In the anatomical study there were consistent and predominantly C7-derived nerve fibers in the lateral pectoral, thoracodorsal, and radial nerves. There was a minor contribution from C7 to the long thoracic nerve. The average distance from the C7 nerve root to the lateral pectoral nerve entry point of the pectoralis major was the shortest, at 10.3 ± 1.4 cm.

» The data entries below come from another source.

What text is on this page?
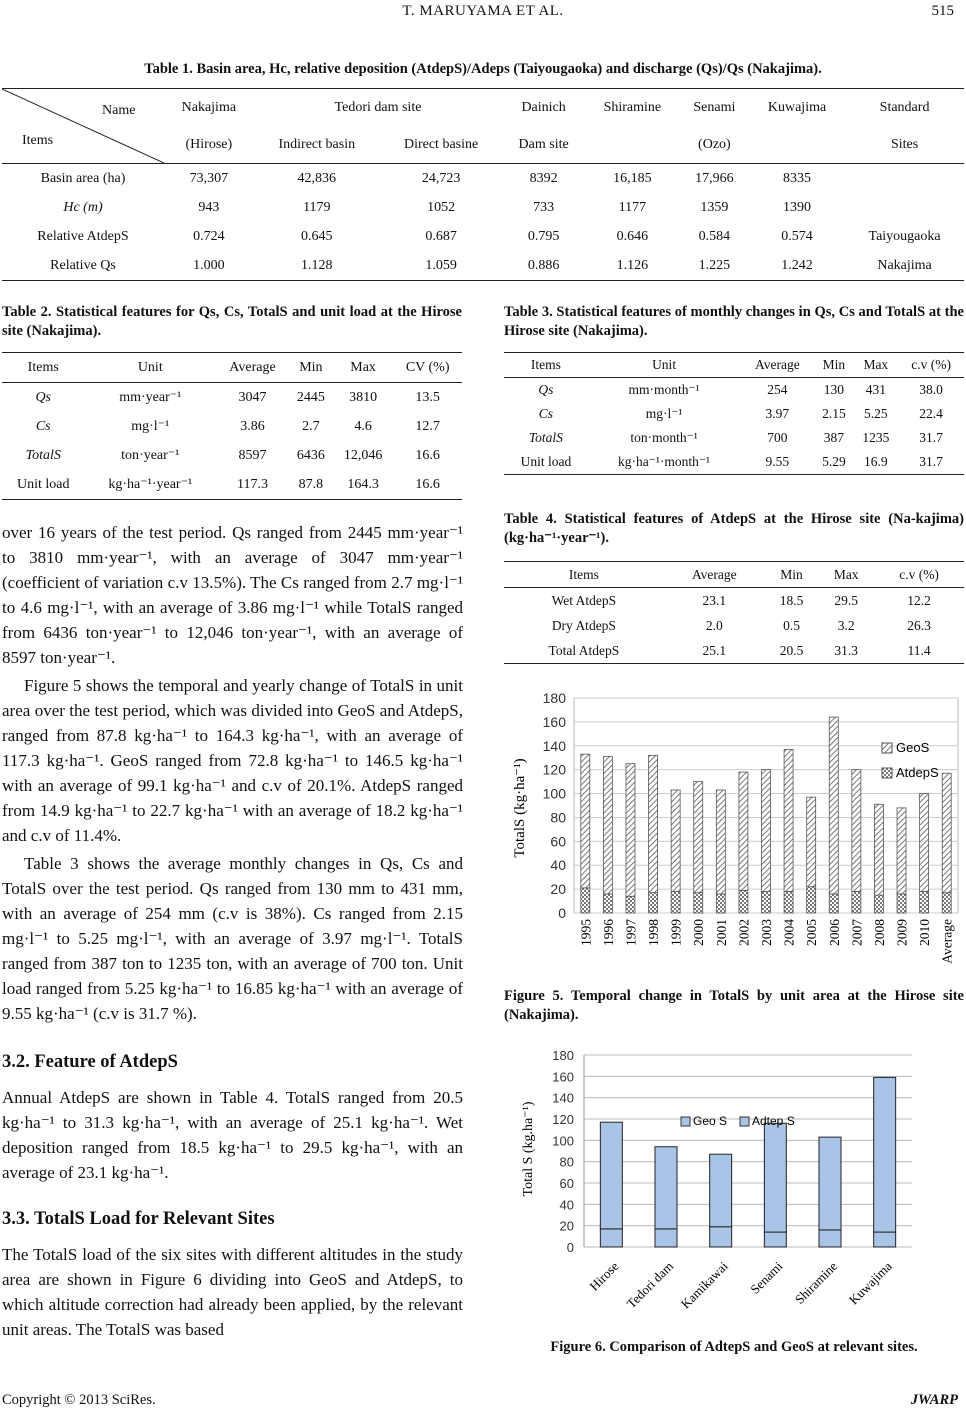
T. MARUYAMA ET AL.	515
Table 1. Basin area, Hc, relative deposition (AtdepS)/Adeps (Taiyougaoka) and discharge (Qs)/Qs (Nakajima).
Name
Items	Nakajima	Tedori dam site		Dainich	Shiramine	Senami	Kuwajima	Standard
	(Hirose)	Indirect basin	Direct basine	Dam site		(Ozo)		Sites
Basin area (ha)	73,307	42,836	24,723	8392	16,185	17,966	8335	
Hc (m)	943	1179	1052	733	1177	1359	1390	
Relative AtdepS	0.724	0.645	0.687	0.795	0.646	0.584	0.574	Taiyougaoka
Relative Qs	1.000	1.128	1.059	0.886	1.126	1.225	1.242	Nakajima
Table 2. Statistical features for Qs, Cs, TotalS and unit load at the Hirose site (Nakajima).
Items	Unit	Average	Min	Max	CV (%)
Qs	mm·year⁻¹	3047	2445	3810	13.5
Cs	mg·l⁻¹	3.86	2.7	4.6	12.7
TotalS	ton·year⁻¹	8597	6436	12,046	16.6
Unit load	kg·ha⁻¹·year⁻¹	117.3	87.8	164.3	16.6
Table 3. Statistical features of monthly changes in Qs, Cs and TotalS at the Hirose site (Nakajima).
Items	Unit	Average	Min	Max	c.v (%)
Qs	mm·month⁻¹	254	130	431	38.0
Cs	mg·l⁻¹	3.97	2.15	5.25	22.4
TotalS	ton·month⁻¹	700	387	1235	31.7
Unit load	kg·ha⁻¹·month⁻¹	9.55	5.29	16.9	31.7
Table 4. Statistical features of AtdepS at the Hirose site (Na-kajima) (kg·ha⁻¹·year⁻¹).
Items	Average	Min	Max	c.v (%)
Wet AtdepS	23.1	18.5	29.5	12.2
Dry AtdepS	2.0	0.5	3.2	26.3
Total AtdepS	25.1	20.5	31.3	11.4

over 16 years of the test period. Qs ranged from 2445 mm·year⁻¹ to 3810 mm·year⁻¹, with an average of 3047 mm·year⁻¹ (coefficient of variation c.v 13.5%). The Cs ranged from 2.7 mg·l⁻¹ to 4.6 mg·l⁻¹, with an average of 3.86 mg·l⁻¹ while TotalS ranged from 6436 ton·year⁻¹ to 12,046 ton·year⁻¹, with an average of 8597 ton·year⁻¹.

Figure 5 shows the temporal and yearly change of TotalS in unit area over the test period, which was divided into GeoS and AtdepS, ranged from 87.8 kg·ha⁻¹ to 164.3 kg·ha⁻¹, with an average of 117.3 kg·ha⁻¹. GeoS ranged from 72.8 kg·ha⁻¹ to 146.5 kg·ha⁻¹ with an average of 99.1 kg·ha⁻¹ and c.v of 20.1%. AtdepS ranged from 14.9 kg·ha⁻¹ to 22.7 kg·ha⁻¹ with an average of 18.2 kg·ha⁻¹ and c.v of 11.4%.

Table 3 shows the average monthly changes in Qs, Cs and TotalS over the test period. Qs ranged from 130 mm to 431 mm, with an average of 254 mm (c.v is 38%). Cs ranged from 2.15 mg·l⁻¹ to 5.25 mg·l⁻¹, with an average of 3.97 mg·l⁻¹. TotalS ranged from 387 ton to 1235 ton, with an average of 700 ton. Unit load ranged from 5.25 kg·ha⁻¹ to 16.85 kg·ha⁻¹ with an average of 9.55 kg·ha⁻¹ (c.v is 31.7 %).

3.2. Feature of AtdepS

Annual AtdepS are shown in Table 4. TotalS ranged from 20.5 kg·ha⁻¹ to 31.3 kg·ha⁻¹, with an average of 25.1 kg·ha⁻¹. Wet deposition ranged from 18.5 kg·ha⁻¹ to 29.5 kg·ha⁻¹, with an average of 23.1 kg·ha⁻¹.

3.3. TotalS Load for Relevant Sites

The TotalS load of the six sites with different altitudes in the study area are shown in Figure 6 dividing into GeoS and AtdepS, to which altitude correction had already been applied, by the relevant unit areas. The TotalS was based

0
20
40
60
80
100
120
140
160
180
1995 1996 1997 1998 1999 2000 2001 2002 2003 2004 2005 2006 2007 2008 2009 2010 Average
TotalS (kg·ha⁻¹)
GeoS
AtdepS
Figure 5. Temporal change in TotalS by unit area at the Hirose site (Nakajima).
0
20
40
60
80
100
120
140
160
180
Hirose Tedori dam Kamikawai Senami Shiramine Kuwajima
Total S (kg.ha⁻¹)	Geo S Adtep S
Figure 6. Comparison of AdtepS and GeoS at relevant sites.
Copyright © 2013 SciRes.	JWARP
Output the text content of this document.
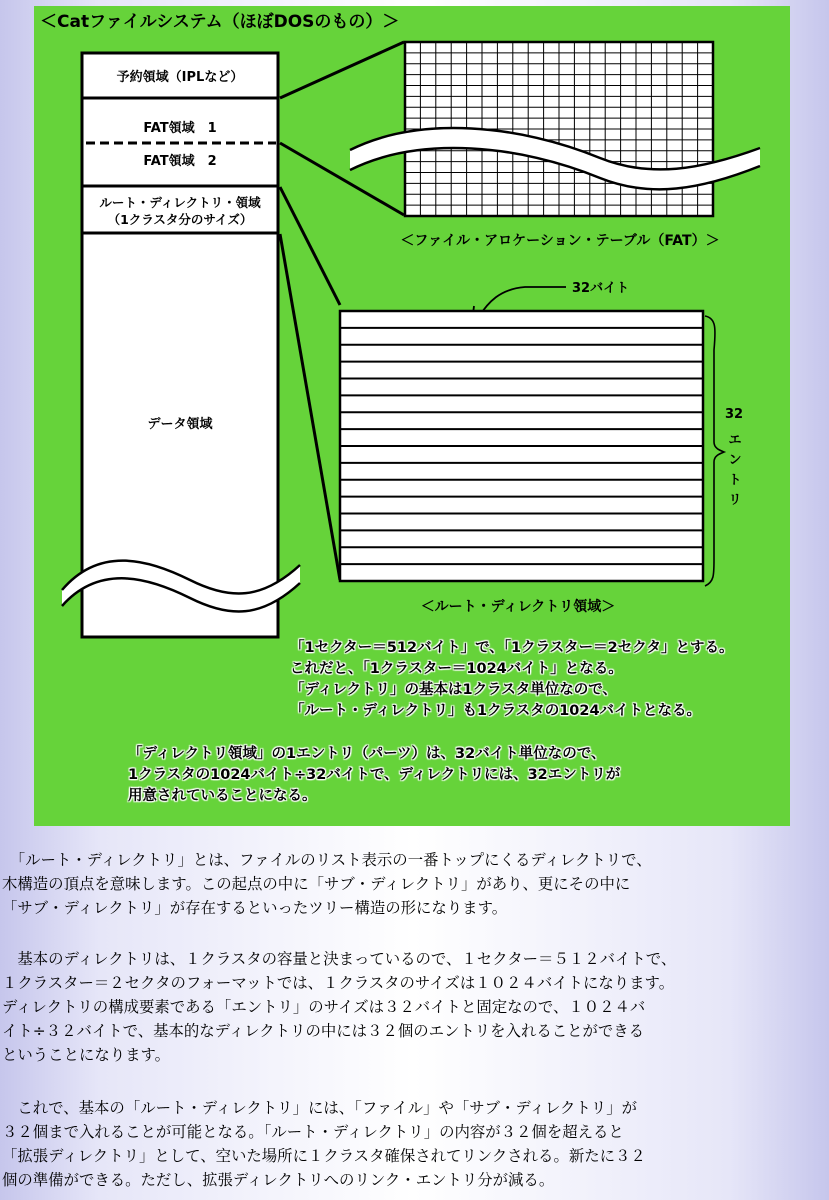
＜Catファイルシステム（ほぼDOSのもの）＞
予約領域（IPLなど）
FAT領域　1
FAT領域　2
ルート・ディレクトリ・領域
（1クラスタ分のサイズ）
データ領域
＜ファイル・アロケーション・テーブル（FAT）＞
32バイト
32
エ
ン
ト
リ
＜ルート・ディレクトリ領域＞
「1セクター＝512バイト」で、「1クラスター＝2セクタ」とする。
これだと、「1クラスター＝1024バイト」となる。
「ディレクトリ」の基本は1クラスタ単位なので、
「ルート・ディレクトリ」も1クラスタの1024バイトとなる。
「ディレクトリ領域」の1エントリ（パーツ）は、32バイト単位なので、
1クラスタの1024バイト÷32バイトで、ディレクトリには、32エントリが
用意されていることになる。
　「ルート・ディレクトリ」とは、ファイルのリスト表示の一番トップにくるディレクトリで、
木構造の頂点を意味します。この起点の中に「サブ・ディレクトリ」があり、更にその中に
「サブ・ディレクトリ」が存在するといったツリー構造の形になります。
　基本のディレクトリは、１クラスタの容量と決まっているので、１セクター＝５１２バイトで、
１クラスター＝２セクタのフォーマットでは、１クラスタのサイズは１０２４バイトになります。
ディレクトリの構成要素である「エントリ」のサイズは３２バイトと固定なので、１０２４バ
イト÷３２バイトで、基本的なディレクトリの中には３２個のエントリを入れることができる
ということになります。
　これで、基本の「ルート・ディレクトリ」には、「ファイル」や「サブ・ディレクトリ」が
３２個まで入れることが可能となる。「ルート・ディレクトリ」の内容が３２個を超えると
「拡張ディレクトリ」として、空いた場所に１クラスタ確保されてリンクされる。新たに３２
個の準備ができる。ただし、拡張ディレクトリへのリンク・エントリ分が減る。
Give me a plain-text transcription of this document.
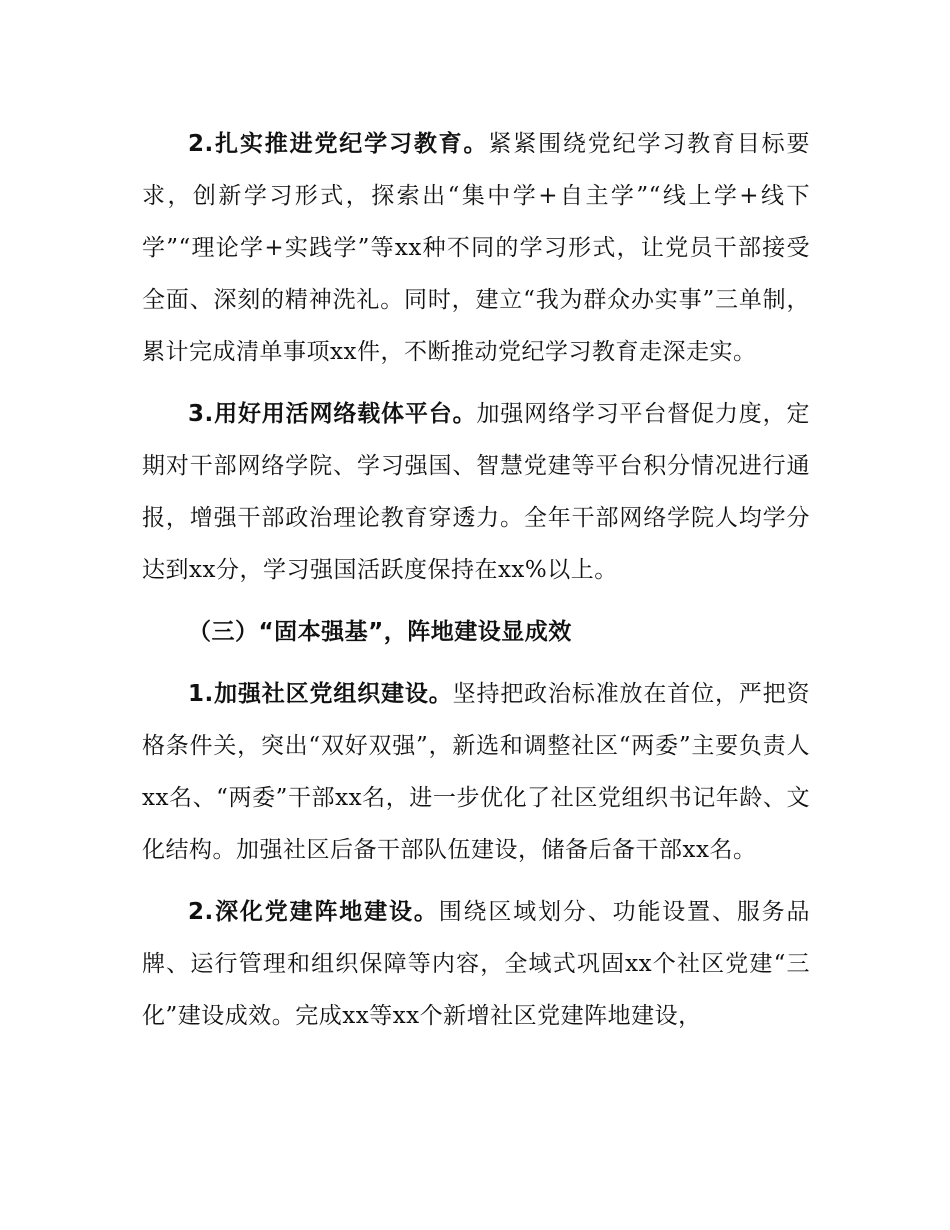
2.扎实推进党纪学习教育。紧紧围绕党纪学习教育目标要求，创新学习形式，探索出“集中学+自主学”“线上学+线下学”“理论学+实践学”等xx种不同的学习形式，让党员干部接受全面、深刻的精神洗礼。同时，建立“我为群众办实事”三单制，累计完成清单事项xx件，不断推动党纪学习教育走深走实。

3.用好用活网络载体平台。加强网络学习平台督促力度，定期对干部网络学院、学习强国、智慧党建等平台积分情况进行通报，增强干部政治理论教育穿透力。全年干部网络学院人均学分达到xx分，学习强国活跃度保持在xx%以上。

（三）“固本强基”，阵地建设显成效

1.加强社区党组织建设。坚持把政治标准放在首位，严把资格条件关，突出“双好双强”，新选和调整社区“两委”主要负责人xx名、“两委”干部xx名，进一步优化了社区党组织书记年龄、文化结构。加强社区后备干部队伍建设，储备后备干部xx名。

2.深化党建阵地建设。围绕区域划分、功能设置、服务品牌、运行管理和组织保障等内容，全域式巩固xx个社区党建“三化”建设成效。完成xx等xx个新增社区党建阵地建设，
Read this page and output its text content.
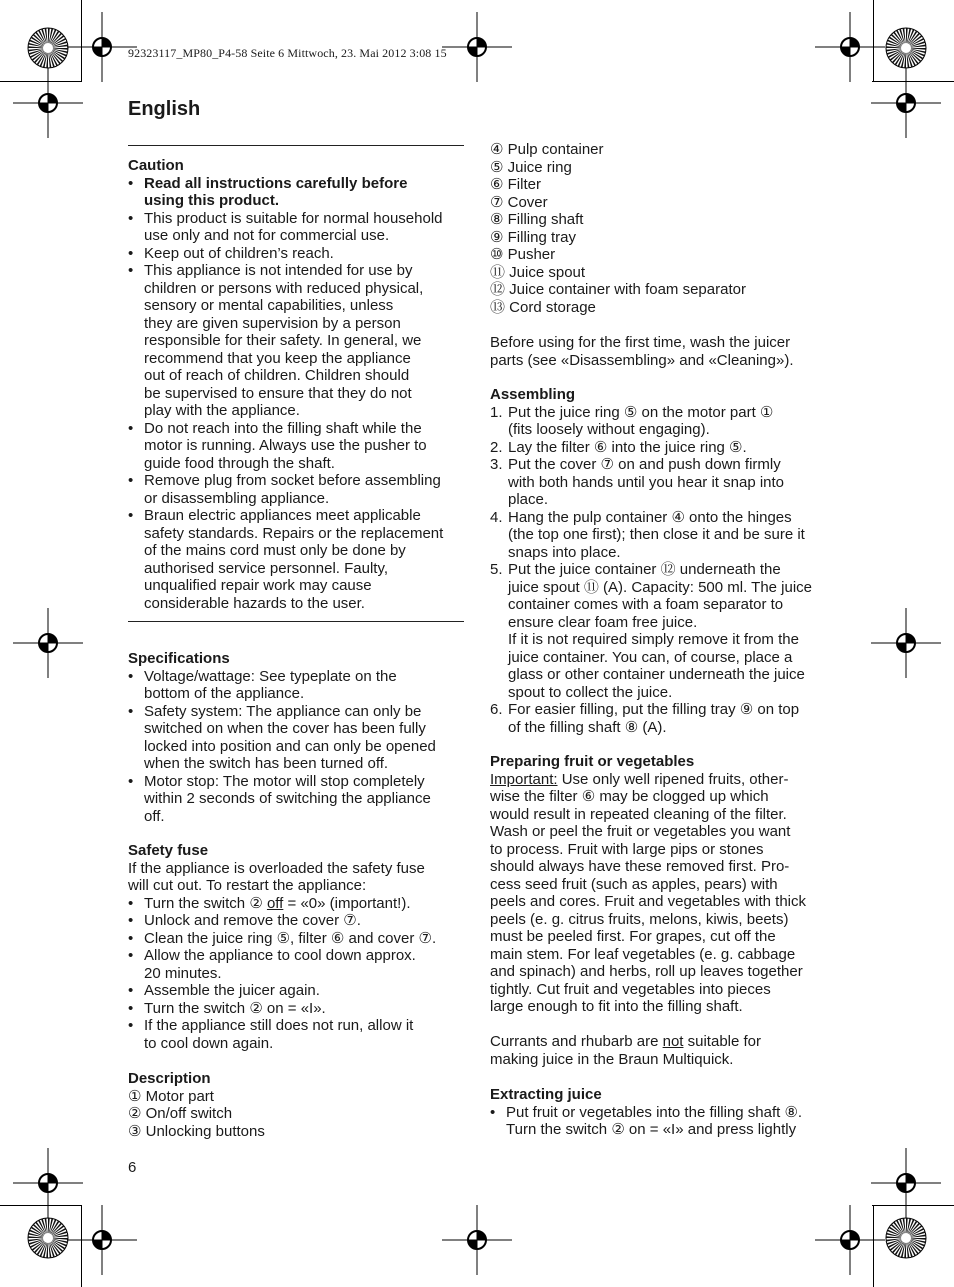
92323117_MP80_P4-58 Seite 6 Mittwoch, 23. Mai 2012 3:08 15
English
Caution
• Read all instructions carefully before
using this product.
• This product is suitable for normal household
use only and not for commercial use.
• Keep out of children’s reach.
• This appliance is not intended for use by
children or persons with reduced physical,
sensory or mental capabilities, unless
they are given supervision by a person
responsible for their safety. In general, we
recommend that you keep the appliance
out of reach of children. Children should
be supervised to ensure that they do not
play with the appliance.
• Do not reach into the filling shaft while the
motor is running. Always use the pusher to
guide food through the shaft.
• Remove plug from socket before assembling
or disassembling appliance.
• Braun electric appliances meet applicable
safety standards. Repairs or the replacement
of the mains cord must only be done by
authorised service personnel. Faulty,
unqualified repair work may cause
considerable hazards to the user.
Specifications
• Voltage/wattage: See typeplate on the
bottom of the appliance.
• Safety system: The appliance can only be
switched on when the cover has been fully
locked into position and can only be opened
when the switch has been turned off.
• Motor stop: The motor will stop completely
within 2 seconds of switching the appliance
off.
Safety fuse
If the appliance is overloaded the safety fuse
will cut out. To restart the appliance:
• Turn the switch ② off = «0» (important!).
• Unlock and remove the cover ⑦.
• Clean the juice ring ⑤, filter ⑥ and cover ⑦.
• Allow the appliance to cool down approx.
20 minutes.
• Assemble the juicer again.
• Turn the switch ② on = «I».
• If the appliance still does not run, allow it
to cool down again.
Description
① Motor part
② On/off switch
③ Unlocking buttons
④ Pulp container
⑤ Juice ring
⑥ Filter
⑦ Cover
⑧ Filling shaft
⑨ Filling tray
⑩ Pusher
⑪ Juice spout
⑫ Juice container with foam separator
⑬ Cord storage
Before using for the first time, wash the juicer
parts (see «Disassembling» and «Cleaning»).
Assembling
1. Put the juice ring ⑤ on the motor part ①
(fits loosely without engaging).
2. Lay the filter ⑥ into the juice ring ⑤.
3. Put the cover ⑦ on and push down firmly
with both hands until you hear it snap into
place.
4. Hang the pulp container ④ onto the hinges
(the top one first); then close it and be sure it
snaps into place.
5. Put the juice container ⑫ underneath the
juice spout ⑪ (A). Capacity: 500 ml. The juice
container comes with a foam separator to
ensure clear foam free juice.
If it is not required simply remove it from the
juice container. You can, of course, place a
glass or other container underneath the juice
spout to collect the juice.
6. For easier filling, put the filling tray ⑨ on top
of the filling shaft ⑧ (A).
Preparing fruit or vegetables
Important: Use only well ripened fruits, other-
wise the filter ⑥ may be clogged up which
would result in repeated cleaning of the filter.
Wash or peel the fruit or vegetables you want
to process. Fruit with large pips or stones
should always have these removed first. Pro-
cess seed fruit (such as apples, pears) with
peels and cores. Fruit and vegetables with thick
peels (e. g. citrus fruits, melons, kiwis, beets)
must be peeled first. For grapes, cut off the
main stem. For leaf vegetables (e. g. cabbage
and spinach) and herbs, roll up leaves together
tightly. Cut fruit and vegetables into pieces
large enough to fit into the filling shaft.
Currants and rhubarb are not suitable for
making juice in the Braun Multiquick.
Extracting juice
• Put fruit or vegetables into the filling shaft ⑧.
Turn the switch ② on = «I» and press lightly
6
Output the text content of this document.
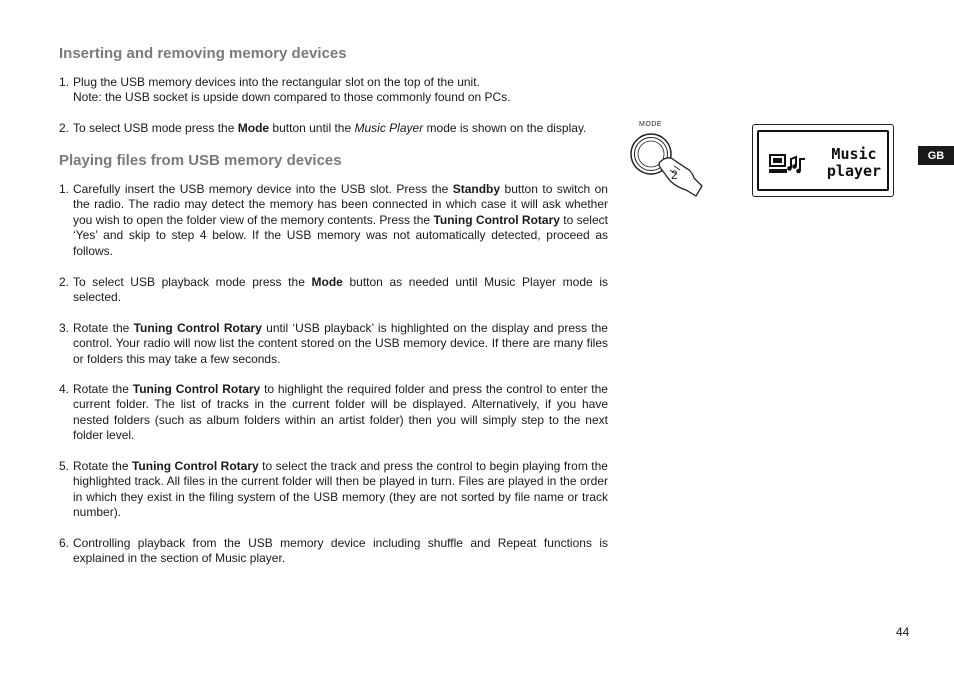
Inserting and removing memory devices
1. Plug the USB memory devices into the rectangular slot on the top of the unit.
Note: the USB socket is upside down compared to those commonly found on PCs.
2. To select USB mode press the Mode button until the Music Player mode is shown on the display.
Playing files from USB memory devices
1. Carefully insert the USB memory device into the USB slot. Press the Standby button to switch on the radio. The radio may detect the memory has been connected in which case it will ask whether you wish to open the folder view of the memory contents. Press the Tuning Control Rotary to select ‘Yes’ and skip to step 4 below. If the USB memory was not automatically detected, proceed as follows.
2. To select USB playback mode press the Mode button as needed until Music Player mode is selected.
3. Rotate the Tuning Control Rotary until ‘USB playback’ is highlighted on the display and press the control. Your radio will now list the content stored on the USB memory device. If there are many files or folders this may take a few seconds.
4. Rotate the Tuning Control Rotary to highlight the required folder and press the control to enter the current folder. The list of tracks in the current folder will be displayed. Alternatively, if you have nested folders (such as album folders within an artist folder) then you will simply step to the next folder level.
5. Rotate the Tuning Control Rotary to select the track and press the control to begin playing from the highlighted track. All files in the current folder will then be played in turn. Files are played in the order in which they exist in the filing system of the USB memory (they are not sorted by file name or track number).
6. Controlling playback from the USB memory device including shuffle and Repeat functions is explained in the section of Music player.
MODE
2
Music
player
GB
44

In the clinical series the patients had been followed for a mean time of 30.8 ± 5.3 months postoperatively. At the latest follow-up, 5 of 6 patients regained M3 or higher power for shoulder adduction and elbow extension. Two patients regained M3 wrist extension. All regained some wrist and finger extension, but muscle strength was poor. Compound muscle action potentials were recorded from the pectoralis major at a mean follow-up of 6.7 ± 0.8 months; from the latissimus dorsi at 9.3 ± 1.4 months; from the triceps at 11.5 ± 1.4 months; from the wrist extensors at 17.2 ± 1.5 months; from the flexor carpi radialis at 17.0 ± 1.1 months; and from the digital extensors at 22.8 ± 2.0 months. The average sensory recovery of the index finger was S2. Transient paresthesia in the hand on the donor side, which resolved within 6 months postoperatively, was reported by all patients.

CONCLUSIONS

The C7 nerve root contributes consistently to the lateral pectoral nerve, the thoracodorsal nerve, and long head of the triceps branch of the radial nerve. CC7 to C7 nerve transfer is a reconstructive option in the overall management plan for TBPP. It was safe and effective in restoring shoulder adduction and elbow extension in this patient series. However, recoveries of wrist and finger extensions are poor.